Hindi, English and Hindutva Posted by Nicole Herbert Dean on Jul 14, 2021 in Hindi Language, News, Politics
Did you know that it was a Christian missionary प्रचारक, William Carey, who innovated the Hindi language with technology in India? He created printing मुद्रण fonts and the Hindi bible, the first prose work in print in India. The contribution योगदान of Christian missionaries like Carey are the most underreported stories in the history of India. In fact, Carey brought the first printing press to India. Unfortunately, the credit श्रेय देनाof the first printing press goes to Raja Ram Mohan Roy, a friend of Carey and not Carey, in Indian history इतिहास books.
So, it is ironic ताने के तौर पर that today, the Hindutva campaign seeks to stamp out the English language in India, and establish स्थापित करना Hindi as the national language.
India does not have a national language…yet. It has two official अधिकृत languages, Hindi and English. Also, each state has its own native देशी language, such as Tamil which is a Dravidian classical language dating back 4500 years. There is a move by some Hindu politicians राजनेताओं to make Hindi the official national language. Why? When even the Hindi that is spoken today is not real pure Hindi शुद्ध हिंदी but a mixture of Urdu, Punjabi, Marathi and English?

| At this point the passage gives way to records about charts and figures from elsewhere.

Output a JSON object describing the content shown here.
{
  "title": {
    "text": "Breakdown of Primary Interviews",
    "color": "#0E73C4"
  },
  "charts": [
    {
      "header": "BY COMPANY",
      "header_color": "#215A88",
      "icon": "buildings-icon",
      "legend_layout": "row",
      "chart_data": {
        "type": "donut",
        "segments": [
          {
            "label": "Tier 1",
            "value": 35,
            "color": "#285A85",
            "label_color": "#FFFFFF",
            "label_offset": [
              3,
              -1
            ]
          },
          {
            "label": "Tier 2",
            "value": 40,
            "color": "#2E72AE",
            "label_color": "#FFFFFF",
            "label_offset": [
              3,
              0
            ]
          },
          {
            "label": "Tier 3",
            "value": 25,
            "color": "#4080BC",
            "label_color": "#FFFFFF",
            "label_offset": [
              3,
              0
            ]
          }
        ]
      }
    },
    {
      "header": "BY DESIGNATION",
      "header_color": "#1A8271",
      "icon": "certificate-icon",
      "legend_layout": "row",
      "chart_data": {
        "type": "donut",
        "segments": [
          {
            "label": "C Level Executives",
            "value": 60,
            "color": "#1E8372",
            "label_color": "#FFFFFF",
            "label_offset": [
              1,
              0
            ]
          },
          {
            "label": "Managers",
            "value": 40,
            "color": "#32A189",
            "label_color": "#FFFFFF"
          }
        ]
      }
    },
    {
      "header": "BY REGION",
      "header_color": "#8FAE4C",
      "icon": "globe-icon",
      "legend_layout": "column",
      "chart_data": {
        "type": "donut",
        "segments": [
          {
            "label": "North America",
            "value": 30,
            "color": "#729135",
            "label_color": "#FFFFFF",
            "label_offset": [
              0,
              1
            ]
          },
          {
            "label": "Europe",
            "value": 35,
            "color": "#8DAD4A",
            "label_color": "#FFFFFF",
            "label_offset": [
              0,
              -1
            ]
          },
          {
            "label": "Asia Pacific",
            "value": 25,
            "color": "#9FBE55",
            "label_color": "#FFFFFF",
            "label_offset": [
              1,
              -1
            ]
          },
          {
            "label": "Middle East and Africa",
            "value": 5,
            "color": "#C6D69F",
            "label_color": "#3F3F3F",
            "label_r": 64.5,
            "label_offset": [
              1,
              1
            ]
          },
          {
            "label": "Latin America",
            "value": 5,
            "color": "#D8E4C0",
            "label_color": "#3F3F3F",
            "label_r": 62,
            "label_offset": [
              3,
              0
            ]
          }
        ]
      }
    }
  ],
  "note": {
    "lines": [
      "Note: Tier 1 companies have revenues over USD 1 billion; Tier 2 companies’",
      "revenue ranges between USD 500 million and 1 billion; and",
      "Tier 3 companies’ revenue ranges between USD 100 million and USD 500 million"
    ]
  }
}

Let’s get the fact straight
When you look at the data only 25% claim Hindi as a mother tongue, while 44% say they speak it. Out of this 25%, I wonder how many speak pure Hindi. Most Indians that speak Hindi at home don’t even know the original Sanskrit originating words in Hindi that are used in academic text books. In fact simple words such as परिवहन for transportation and चिकित्सक for doctor are obsolete. And, anyone using these terms is at risk for being ridiculed उपहास for being old fashioned.
It is also ironic that these same politicians send their children to Christian run schools where they learn in English. They pay huge bribes मुंहभराई to get their children into well paying jobs that require English as a language. People run flourishing businesses फलता-फूलता व्यवसाय such as BPO (Business Process Outsourcing) which train employees to speak British or American English. So why the move in a seemingly backward फलता-फूलता व्यवसाय direction? When, the preset government is trying to establish India as a major player प्रमुख खिलाड़ी in the global economy?
The rise of this type of nationalism is not new. But it is taking on a more aggressive form because of the ease of propagating प्रचार issues on social media and WhatsApp. In its nationalistic राष्ट्रवादी fervor let’s not forget the subtleties of gharwapsi. By reconverting Christian and Muslim converts, who naturally love to learn the dominant languages of their religion, they may be shooting themselves in the foot so to speak.
The software industry सॉफ्टवेयर उद्योग is heavily dependent on its employees who come mainly from non-Hindi speaking states. The South Indians prefer to speak English in addition to their native south Indian tongue. Software business employers prefer English speaking candidates.
There have been attempts in the past to enforce Hindi on south India which have been met with not only resistance but violence हिंसा as well.
I do think it is important though to learn Hindi as a second language. After all one sixth of the world’s population आबादी do speak it. That is not a small number. One only stands to benefit from being bilingual in order to do business in India.
Not only that, I like to teach the local dialects of Hindi to help my students integrate आबादी easily and conduct business efficiently.
If one is to truly understand India and keep her constitutional values संवैधानिक मूल्य one must adopt the secular and embrace cultural and linguistic diversity. In that sense, if India were to indeed be a major participant in the push for progress on the world’s stage then Gharwapsi has no place on the subcontinent.
The fight to retain India as a secular country धर्मनिरपेक्ष देश must continue. Indians need to respect all religions, tongues and ideologies in order to flourish. But more importantly, India needs to step into the 21st century and embrace her blessing of linguistic diversity.